There were a couple more bends in the road before it straightened and stretched out for a clear half mile ahead of me. I caught sight of another car in the near distance, and seeing that car made me give way to my mounting guilt and change my plans. I decided that I’d stop and tell the driver about what I’d seen. There’s safety in numbers, I thought. I’d get them to come back with me to the crash and we’d report it to the police together. Everything would be okay.

I was wrong. As I got closer to the car I realised that it had stopped. I slowed down and pulled up alongside. The driver’s seat was empty. There were three other people in the car and they were all dead – a mother in the front and her two dead children in the back. Their faces were screwed up with expressions of agony and panic. Their skin was pale grey and I could see on the body of the child nearest to me that there was a trickle of blood running from between its lips and down the side of its lifeless face. I kept the van moving slowly forward and saw that a couple of metres further down the road the body of the missing driver lay sprawled across the tarmac. I had to drive up onto the grass verge to avoid driving over him.

I was so fucking scared.
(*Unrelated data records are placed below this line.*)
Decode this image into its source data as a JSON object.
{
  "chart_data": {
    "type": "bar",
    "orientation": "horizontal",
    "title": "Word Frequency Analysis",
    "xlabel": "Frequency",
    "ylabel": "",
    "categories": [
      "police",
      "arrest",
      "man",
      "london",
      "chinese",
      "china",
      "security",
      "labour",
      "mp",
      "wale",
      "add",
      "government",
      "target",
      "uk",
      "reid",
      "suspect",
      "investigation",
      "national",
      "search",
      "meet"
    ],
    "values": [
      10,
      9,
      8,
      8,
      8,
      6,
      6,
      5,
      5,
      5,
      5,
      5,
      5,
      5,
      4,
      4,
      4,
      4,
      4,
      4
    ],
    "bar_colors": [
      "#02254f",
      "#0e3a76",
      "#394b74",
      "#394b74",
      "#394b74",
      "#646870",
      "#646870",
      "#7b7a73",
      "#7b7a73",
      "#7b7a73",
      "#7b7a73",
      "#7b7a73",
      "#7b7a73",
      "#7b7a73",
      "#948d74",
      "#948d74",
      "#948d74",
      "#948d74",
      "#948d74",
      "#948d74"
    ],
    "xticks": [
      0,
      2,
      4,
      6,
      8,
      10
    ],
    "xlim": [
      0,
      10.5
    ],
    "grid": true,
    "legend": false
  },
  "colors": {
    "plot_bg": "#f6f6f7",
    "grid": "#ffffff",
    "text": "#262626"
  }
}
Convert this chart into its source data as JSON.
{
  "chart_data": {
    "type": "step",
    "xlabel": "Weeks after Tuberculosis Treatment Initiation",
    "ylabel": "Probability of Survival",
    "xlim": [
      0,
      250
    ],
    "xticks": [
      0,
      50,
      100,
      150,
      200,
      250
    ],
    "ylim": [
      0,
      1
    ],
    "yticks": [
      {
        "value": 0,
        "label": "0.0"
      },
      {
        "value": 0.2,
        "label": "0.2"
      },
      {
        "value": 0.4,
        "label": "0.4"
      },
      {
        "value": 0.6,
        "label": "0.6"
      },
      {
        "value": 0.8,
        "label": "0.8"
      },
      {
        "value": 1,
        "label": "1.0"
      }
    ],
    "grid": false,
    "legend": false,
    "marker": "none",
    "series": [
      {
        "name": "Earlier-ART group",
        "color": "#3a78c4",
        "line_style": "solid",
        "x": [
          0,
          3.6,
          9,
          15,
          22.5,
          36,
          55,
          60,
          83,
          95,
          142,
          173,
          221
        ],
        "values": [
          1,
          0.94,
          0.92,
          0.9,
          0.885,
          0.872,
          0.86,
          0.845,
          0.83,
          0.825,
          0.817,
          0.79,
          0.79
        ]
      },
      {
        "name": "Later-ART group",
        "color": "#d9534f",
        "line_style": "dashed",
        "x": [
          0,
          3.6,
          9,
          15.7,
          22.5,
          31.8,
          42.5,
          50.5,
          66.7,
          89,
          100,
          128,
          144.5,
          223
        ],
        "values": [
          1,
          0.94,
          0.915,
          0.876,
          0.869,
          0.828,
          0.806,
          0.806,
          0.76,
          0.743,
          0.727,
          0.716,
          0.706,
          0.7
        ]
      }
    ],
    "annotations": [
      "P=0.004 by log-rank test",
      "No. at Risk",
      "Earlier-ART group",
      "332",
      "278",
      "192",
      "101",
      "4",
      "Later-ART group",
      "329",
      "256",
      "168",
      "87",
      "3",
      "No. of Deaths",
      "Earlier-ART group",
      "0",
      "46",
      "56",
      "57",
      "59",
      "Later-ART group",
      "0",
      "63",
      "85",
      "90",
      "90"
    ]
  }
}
I cried like a baby as I drove back towards home.

I can’t be sure, but I must have seen another forty or fifty bodies by the time I’d made it back to Northwich. The streets were littered with the dead. It was bizarre – people just seemed to have fallen where they’d been standing. Whatever they’d been doing, wherever they’d been going, they’d just dropped.

The situation was so unexpected and inexplicable that it was only at that point that I thought about the safety of my family. I put my foot down flat on the accelerator and was outside my house in seconds. I jumped out of the van and ran to the door. My hands were shaking and I couldn’t get the key in the lock. Eventually I opened it and immediately wished that I hadn’t. The house was silent.